Each firm’s succession plan and transition will be unique, but whether it’s an internal transition, merging and staying involved or selling and moving on, not enough advisors are planning for it.

“We’re trying to help them think about what their options are,” said Waldemar Kohl, vice president for Fidelity Institutional Wealth Services at a conference in New York City on Thursday.

Kohl guided advisors through an envisioning exercise and former advisors shared their succession stories in a workshop and panel discussion on Realizing the Value in Your Firm at Fidelity’s Inside Track practice management conference for advisors. 

The envisioning exercise isn’t about the practice, the staff or the clients, but instead about the advisor. “We ask them to envision their life after their practice,” Kohl said. “If you focus on what is important to you in the end game, that will drive a lot of your choices and behavior today.”

According to Fidelity’s research, 75% of advisors do not have a succession plan in place. Forty-three percent of advisors never plan to stop working, Kohl said.

With the average age of advisors in the mid-fifties, this makes sense. “You feel indestructible in your forties, fifties and sixties,” said Rod McRae, the former owner of McRae Capital Management who chose an internal transition, handing off his business to his two sons. “But I would question the idea that you want to work forever,” McRae said.

He was one of those people who planned to work forever, but as he got older, that changed, and even before that, he became concerned about his practice. “At 60 I realized I had to do something about the staff and the clients,” McRae said. He almost sold to a bank, but when his oldest son expressed interest in coming into the business he chose that route. A few years later his younger son got involved, too. “I couldn’t be happier about the way it turned out,” he said.

Most advisors, two thirds according to Fidelity research, would like an internal transition, passing the practice on to junior advisors at the firm, Kohl said. However, of that group, 71% say they have not identified a successor.

This is one of the major challenges that Kohl sees when it comes to succession planning in the advisory industry. “Next generation leadership—there’s a gap between those that started the business and the younger, talented advisors who don’t know how to run a business,” Kohl said. “How can you spend more time grooming the next generation leaders, helping them become more business minded?” Advisors will need to teach the business mindset to junior advisors if an internal transition is to work.

From McRae and Allan Eyre of JAE Consulting, the other former advisor on the panel, the best advice they had for advisors was to plan ahead. Eyre said he was very lucky that the sale of his firm moved very quickly, but that advisors shouldn’t do what he did. “You should start planning this 3 years ahead of time,” Eyre said.

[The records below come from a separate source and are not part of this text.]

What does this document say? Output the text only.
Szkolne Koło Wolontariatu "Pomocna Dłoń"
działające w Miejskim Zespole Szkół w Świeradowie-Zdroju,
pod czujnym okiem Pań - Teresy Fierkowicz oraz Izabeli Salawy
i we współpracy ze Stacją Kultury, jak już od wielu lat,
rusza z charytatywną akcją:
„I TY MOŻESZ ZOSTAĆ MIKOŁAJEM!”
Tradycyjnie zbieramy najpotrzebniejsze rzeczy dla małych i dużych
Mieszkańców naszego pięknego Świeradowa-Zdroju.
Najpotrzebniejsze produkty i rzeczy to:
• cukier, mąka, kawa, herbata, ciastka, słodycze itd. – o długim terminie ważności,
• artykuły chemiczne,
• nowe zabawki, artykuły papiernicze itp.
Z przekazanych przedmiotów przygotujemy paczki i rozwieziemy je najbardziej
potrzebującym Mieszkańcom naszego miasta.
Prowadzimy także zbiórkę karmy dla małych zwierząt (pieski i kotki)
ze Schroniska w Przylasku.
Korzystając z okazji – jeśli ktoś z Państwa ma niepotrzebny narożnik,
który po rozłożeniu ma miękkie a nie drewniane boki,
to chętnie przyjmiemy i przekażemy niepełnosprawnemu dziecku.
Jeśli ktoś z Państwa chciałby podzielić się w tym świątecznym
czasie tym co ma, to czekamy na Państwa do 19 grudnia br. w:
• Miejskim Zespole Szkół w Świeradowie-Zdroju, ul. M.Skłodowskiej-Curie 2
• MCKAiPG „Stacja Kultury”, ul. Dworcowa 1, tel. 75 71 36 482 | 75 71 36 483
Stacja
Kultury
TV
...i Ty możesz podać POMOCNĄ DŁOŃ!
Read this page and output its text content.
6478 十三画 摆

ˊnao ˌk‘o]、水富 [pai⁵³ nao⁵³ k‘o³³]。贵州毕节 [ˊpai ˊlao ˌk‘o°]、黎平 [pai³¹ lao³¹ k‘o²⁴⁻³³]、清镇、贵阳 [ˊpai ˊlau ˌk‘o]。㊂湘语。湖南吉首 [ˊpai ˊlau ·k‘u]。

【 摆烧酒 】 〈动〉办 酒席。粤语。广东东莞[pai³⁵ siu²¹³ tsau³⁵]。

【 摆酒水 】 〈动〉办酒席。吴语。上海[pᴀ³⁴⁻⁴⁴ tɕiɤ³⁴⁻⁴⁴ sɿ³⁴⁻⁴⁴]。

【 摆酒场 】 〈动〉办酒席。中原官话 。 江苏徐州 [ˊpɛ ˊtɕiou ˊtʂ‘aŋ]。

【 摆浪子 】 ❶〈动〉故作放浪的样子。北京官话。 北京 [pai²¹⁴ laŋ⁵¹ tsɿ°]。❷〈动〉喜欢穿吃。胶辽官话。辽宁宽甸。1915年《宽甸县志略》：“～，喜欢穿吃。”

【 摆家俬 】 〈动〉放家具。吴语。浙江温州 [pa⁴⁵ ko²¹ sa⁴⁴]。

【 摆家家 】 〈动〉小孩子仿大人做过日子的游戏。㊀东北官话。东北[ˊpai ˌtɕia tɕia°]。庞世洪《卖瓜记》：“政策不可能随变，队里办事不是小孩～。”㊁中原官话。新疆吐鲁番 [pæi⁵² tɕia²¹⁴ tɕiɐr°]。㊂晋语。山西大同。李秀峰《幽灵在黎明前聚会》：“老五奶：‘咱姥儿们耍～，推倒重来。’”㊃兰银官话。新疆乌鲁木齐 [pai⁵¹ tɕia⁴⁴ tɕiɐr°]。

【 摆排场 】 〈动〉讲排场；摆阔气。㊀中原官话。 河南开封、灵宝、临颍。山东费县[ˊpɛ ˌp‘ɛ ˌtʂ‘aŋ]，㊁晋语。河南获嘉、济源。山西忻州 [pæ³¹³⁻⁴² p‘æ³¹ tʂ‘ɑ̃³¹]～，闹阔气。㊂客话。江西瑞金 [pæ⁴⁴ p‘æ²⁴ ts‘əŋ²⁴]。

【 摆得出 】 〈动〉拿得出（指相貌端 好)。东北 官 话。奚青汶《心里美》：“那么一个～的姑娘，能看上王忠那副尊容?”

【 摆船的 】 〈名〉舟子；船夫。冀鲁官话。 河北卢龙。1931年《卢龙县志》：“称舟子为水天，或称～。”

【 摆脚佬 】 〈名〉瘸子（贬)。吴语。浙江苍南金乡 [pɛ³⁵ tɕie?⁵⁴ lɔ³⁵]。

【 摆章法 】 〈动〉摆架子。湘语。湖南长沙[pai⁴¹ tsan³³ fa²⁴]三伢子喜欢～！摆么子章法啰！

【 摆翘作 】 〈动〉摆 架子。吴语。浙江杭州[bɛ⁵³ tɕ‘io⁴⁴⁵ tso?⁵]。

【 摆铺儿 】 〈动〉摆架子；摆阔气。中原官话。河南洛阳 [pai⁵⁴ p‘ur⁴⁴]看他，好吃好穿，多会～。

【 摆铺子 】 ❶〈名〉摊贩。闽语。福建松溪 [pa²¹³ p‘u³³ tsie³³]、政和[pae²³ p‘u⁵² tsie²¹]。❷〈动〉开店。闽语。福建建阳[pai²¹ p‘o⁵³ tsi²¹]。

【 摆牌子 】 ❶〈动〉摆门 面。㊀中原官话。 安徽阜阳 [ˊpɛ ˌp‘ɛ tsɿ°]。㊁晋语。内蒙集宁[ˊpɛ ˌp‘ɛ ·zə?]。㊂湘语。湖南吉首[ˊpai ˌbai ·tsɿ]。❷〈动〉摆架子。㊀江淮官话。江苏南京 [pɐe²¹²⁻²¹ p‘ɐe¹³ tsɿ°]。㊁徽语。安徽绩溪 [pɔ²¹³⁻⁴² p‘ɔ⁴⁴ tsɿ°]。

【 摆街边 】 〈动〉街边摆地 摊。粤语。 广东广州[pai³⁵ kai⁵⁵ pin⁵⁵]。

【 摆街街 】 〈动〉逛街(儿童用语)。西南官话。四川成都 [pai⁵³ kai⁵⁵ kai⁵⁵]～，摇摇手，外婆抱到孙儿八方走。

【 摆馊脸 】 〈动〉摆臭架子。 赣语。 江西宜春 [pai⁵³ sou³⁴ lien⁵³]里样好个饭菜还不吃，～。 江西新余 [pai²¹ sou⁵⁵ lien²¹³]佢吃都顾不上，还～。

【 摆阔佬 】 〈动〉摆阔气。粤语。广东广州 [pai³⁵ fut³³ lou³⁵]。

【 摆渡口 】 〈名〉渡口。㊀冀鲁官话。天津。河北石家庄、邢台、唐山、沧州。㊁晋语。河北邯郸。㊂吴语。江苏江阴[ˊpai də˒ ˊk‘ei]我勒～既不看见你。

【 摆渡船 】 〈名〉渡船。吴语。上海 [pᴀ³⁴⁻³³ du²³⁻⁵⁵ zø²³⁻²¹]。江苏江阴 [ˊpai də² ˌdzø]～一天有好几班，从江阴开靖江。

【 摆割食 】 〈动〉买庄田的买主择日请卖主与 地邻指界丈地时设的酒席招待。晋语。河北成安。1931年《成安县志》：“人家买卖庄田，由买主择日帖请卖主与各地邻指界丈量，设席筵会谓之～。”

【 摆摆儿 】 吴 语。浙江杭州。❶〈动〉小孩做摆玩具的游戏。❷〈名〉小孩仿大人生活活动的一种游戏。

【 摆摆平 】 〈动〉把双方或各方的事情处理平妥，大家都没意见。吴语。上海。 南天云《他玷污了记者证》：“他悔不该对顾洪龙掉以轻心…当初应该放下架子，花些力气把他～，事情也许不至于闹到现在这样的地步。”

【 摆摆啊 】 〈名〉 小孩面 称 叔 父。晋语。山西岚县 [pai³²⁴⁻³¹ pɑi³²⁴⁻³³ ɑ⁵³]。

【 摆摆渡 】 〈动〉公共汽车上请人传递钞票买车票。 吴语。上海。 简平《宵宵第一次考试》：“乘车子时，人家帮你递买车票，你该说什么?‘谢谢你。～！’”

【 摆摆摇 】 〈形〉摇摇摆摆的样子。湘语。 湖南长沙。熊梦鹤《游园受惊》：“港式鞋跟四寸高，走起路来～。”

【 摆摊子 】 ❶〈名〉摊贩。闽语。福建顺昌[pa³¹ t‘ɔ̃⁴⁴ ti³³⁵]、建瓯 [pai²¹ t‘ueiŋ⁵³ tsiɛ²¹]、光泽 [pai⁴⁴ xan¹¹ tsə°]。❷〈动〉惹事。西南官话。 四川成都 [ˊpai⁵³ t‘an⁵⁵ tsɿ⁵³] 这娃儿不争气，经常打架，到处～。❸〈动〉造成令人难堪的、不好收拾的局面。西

McRae agreed. “You don’t have enough time, but you have to make the time,” he said.

Getting advisors to start thinking about and planning for succession is one the reasons Fidelity is bringing advisors together at regional conferences like these. David Canter, executive vice president of practice management and consulting for Fidelity Institutional Wealth Services said he had just heard a story of two advisors merging their practices after meeting and talking at a conference.

Canter encourages advisors to walk away with one to two actionable items and to get to know at least one new person. “You never know how that person could impact your life or your practice,” Canter said.